Dr. Babasaheb Ambedkar, a great democrat and a humanist who steered the drafting committee of the constituent assembly deposed with the responsibility of writing a newly independent India’s constitution was all for constitutional methods.
In his speech delivered before the constituent assembly on the occasion of giving the final draft of the constitution, he had said, “…We must abandon the method of civil disobedience, non-cooperation and satyagraha. When there was no way left for constitutional methods for achieving economic and social objectives, there was a great deal of justification for unconstitutional methods. But where constitutional methods are open, there can be no justification for these unconstitutional methods. These methods are nothing but the Grammar of Anarchy and the sooner they are abandoned, the better for us…”
At a time when the nation is going through a great deal of change, his warning in relation to the forces of anarchy seems more relevant than before. The forces of anarchy unleashed in our country have often cited Dr. Ambedkar and constitutional provisions thereby misleading the general public. As we are observing his Mahaparinivan Diwas, it’s important for us to remember his vision for an independent India. In a country so diverse like ours its only order, and not anarchy, that will bring peace and stability assuring development and dignity for all. Therefore, while offering his firm defense to a parliamentary form of democracy he had said, those who are opposing it essentially want to create discord between different sections of society. That will provide them an easy playing field to resort on to bloody revolutionary methods to establish a political system of their designs.
Though he firmly stood against caste-based discrimination of his times in the country, he never supported, preached or propagated bloody methods of opposing them. He insisted on non-violent methods during the agitations for the entry of oppressed classes in Kalaram Mandir in Nasik or Choudar Lake. In his essay ‘Buddha or Marx’, he upheld the Buddhist path rather than violent methods propagated in Marxist thoughts. Morality, love and compassion to him were the supreme values of humanity that could only be inculcated through the means of religion among the masses. He did not consider religion as the opium of the masses. This abiding belief led him to convert to Buddhism along with thousands of his followers at Diksha Bhumi in Nagpur on 14 October 1956.
A trained economist that he was he had well understood the fallacies of controlled economic policies and therefore he had called for free economic policies as far back as 1927. In a paper contributed to American Economic Review in 1918 he had written, “Society is always conservative. It does not change unless it is compelled to. When change begins, there is always a struggle between the old and the new, and the new is always in danger of being eliminated in the struggle for survival unless it is supported.” His farsightedness can be gauged in the farmer’s agitations that we witnessed in the wake of three agricultural reform bills passed by the parliament of India.
The so-called vanguards of the poor and oppressed seemed to be selectively using Ambedkarite ideas to push through their own agenda ignoring the core of Ambedkar’s thoughts and vision.
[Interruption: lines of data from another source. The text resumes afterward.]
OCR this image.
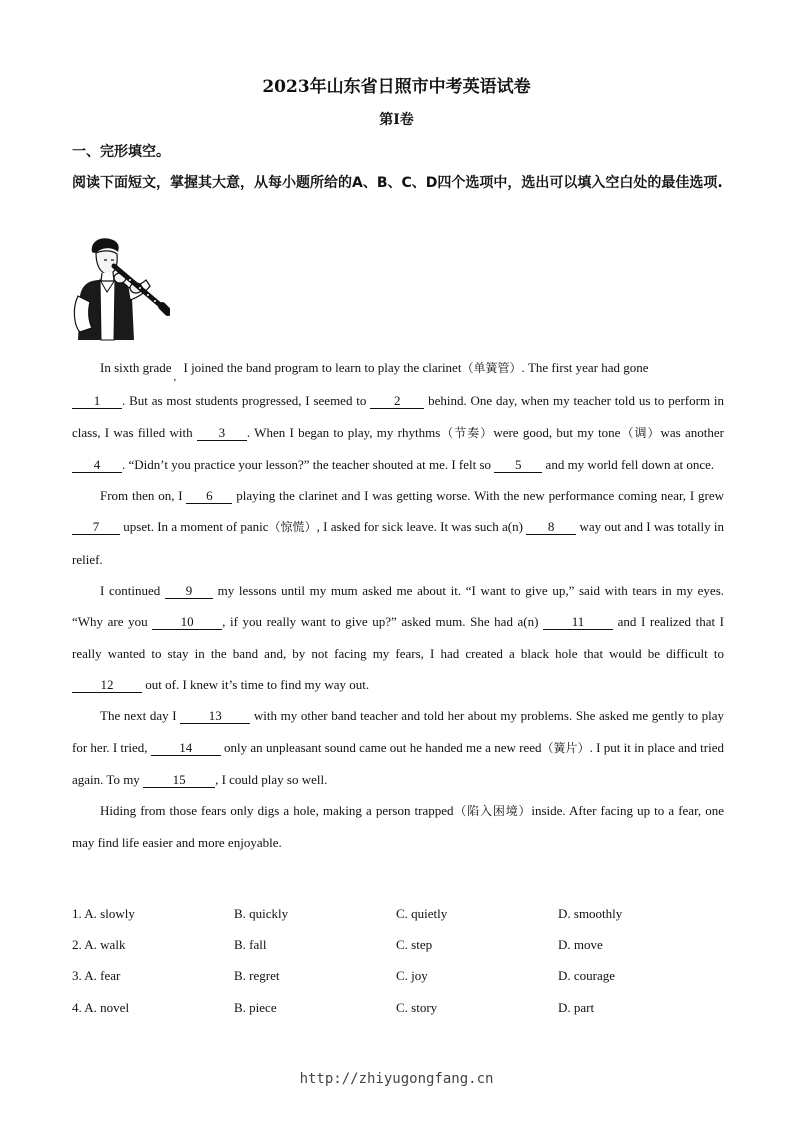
2023年山东省日照市中考英语试卷
第I卷
一、完形填空。
阅读下面短文，掌握其大意，从每小题所给的A、B、C、D四个选项中，选出可以填入空白处的最佳选项.

In sixth grade$_,$ I joined the band program to learn to play the clarinet（单簧管）. The first year had gone
1 . But as most students progressed, I seemed to 2 behind. One day, when my teacher told us to perform in class, I was filled with 3 . When I began to play, my rhythms（节奏）were good, but my tone（调）was another 4 . “Didn’t you practice your lesson?” the teacher shouted at me. I felt so 5 and my world fell down at once.

From then on, I 6 playing the clarinet and I was getting worse. With the new performance coming near, I grew 7 upset. In a moment of panic（惊慌）, I asked for sick leave. It was such a(n) 8 way out and I was totally in relief.

I continued 9 my lessons until my mum asked me about it. “I want to give up,” said with tears in my eyes. “Why are you 10 , if you really want to give up?” asked mum. She had a(n) 11 and I realized that I really wanted to stay in the band and, by not facing my fears, I had created a black hole that would be difficult to 12 out of. I knew it’s time to find my way out.

The next day I 13 with my other band teacher and told her about my problems. She asked me gently to play for her. I tried, 14 only an unpleasant sound came out he handed me a new reed（簧片）. I put it in place and tried again. To my 15 , I could play so well.

Hiding from those fears only digs a hole, making a person trapped（陷入困境）inside. After facing up to a fear, one may find life easier and more enjoyable.

1. A. slowly	B. quickly	C. quietly	D. smoothly
2. A. walk	B. fall	C. step	D. move
3. A. fear	B. regret	C. joy	D. courage
4. A. novel	B. piece	C. story	D. part
http://zhiyugongfang.cn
Their violent activities in the far-flung forest and hill areas of India do not coincide even closer with what Dr. Ambedkar lived and worked for. At most, they along with their urban supporters are leaving no stone unturned to thrust the forest and hill dwellers into the perennial state of backwardness and underdevelopment. Any act of dissent or disobeyance is met with unimaginable brutality perpetrated on such individuals thereby leaving them terrorized to unknown bounds.
On the occasion of his 66th Mahaparinivan Diwas of Dr. Babasaheb Ambedkar, while we pay our tributes to this great son of India, it’s equally important for us to invoke his thoughts and vision that have transcended temporal boundaries. As we are celebrating ‘Azadi Ka Amrit Mahotsav’, we must teach our younger generations to put their narrow and selfish strifes aside in the larger interest of the country and its people. Incorporating Dr. Ambedkar’s nationalist ideas into our school and university curricula could be the right step in that direction.